My wife and I both have android phones ... her's an LG and mine a Samsung. Although both of us are fairly tech savy (she's has a degree in computer science and I'm an engineer), we've never taken the time to learn more than just the basics of our android smart phones, partly because we have several digital cameras, computers, video cams, and the like, and thus haven't seen the need to "learn" a new device. But our latest set of phones have become so comparatively powerful, we decided to become more serious about them.I was pleased to be given the opportunity to review this book, the "Teach Yourself Visually Android Phones and Tablets", as part of the Vine program, as I find I learn better when text is combined with photos/diagrams of what the text is explaining. The book is broken out into chapters that explain specific topics, such as making calls, texting, transferring files, and so on. I feel that overall, the book delivers on what it promises, and is good for the novice to the person (like me) who generally knows how to work his phone but is missing a lot of its capabilities.My only complaint is that the book is based on the Google Nexus 5 phone, and I found that my phones' menu's didn't always match up with the ones shown in the book. This wasn't really a surprise as there are many, many types of Android phones and tablets, whose manufacturers tweak the Android OS a little for their products. The book was still very useful in that it explained what the capabilities of my phones were and generally showed me how to do things. And it wasn't that hard to figure out where to find the stuff that wasn't in the right place, so to speak. Overall, this is a useful book for someone wanting to learn more about using their android device. Four stars.

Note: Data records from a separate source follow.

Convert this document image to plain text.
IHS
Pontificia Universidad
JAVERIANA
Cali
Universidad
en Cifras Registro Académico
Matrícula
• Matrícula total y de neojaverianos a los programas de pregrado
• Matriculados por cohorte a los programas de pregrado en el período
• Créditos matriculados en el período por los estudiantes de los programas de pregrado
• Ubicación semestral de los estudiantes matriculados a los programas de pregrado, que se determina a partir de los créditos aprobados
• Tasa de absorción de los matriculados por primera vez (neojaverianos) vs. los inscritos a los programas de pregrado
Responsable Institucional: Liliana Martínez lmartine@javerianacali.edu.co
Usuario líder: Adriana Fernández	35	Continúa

I am a big fan of the 'Teach Yourself Visually' series. (We have several of the books.) I don't like purely schematic instructions, and I don't like the YouTube approach either, in which you see people doing things, but aren't generally given much of a theoretical explanation. The 'Teach Yourself Visually' series is a good compromise: you get pictures and you get explanation.I have the 2013 version of this book. The 2015 version doesn't add a whole lot, but it does add some updates. On the other hand, the earlier edition is no less useful than it was before, and I will happily pass it on to a friend who is just now making the move from IOS to Android.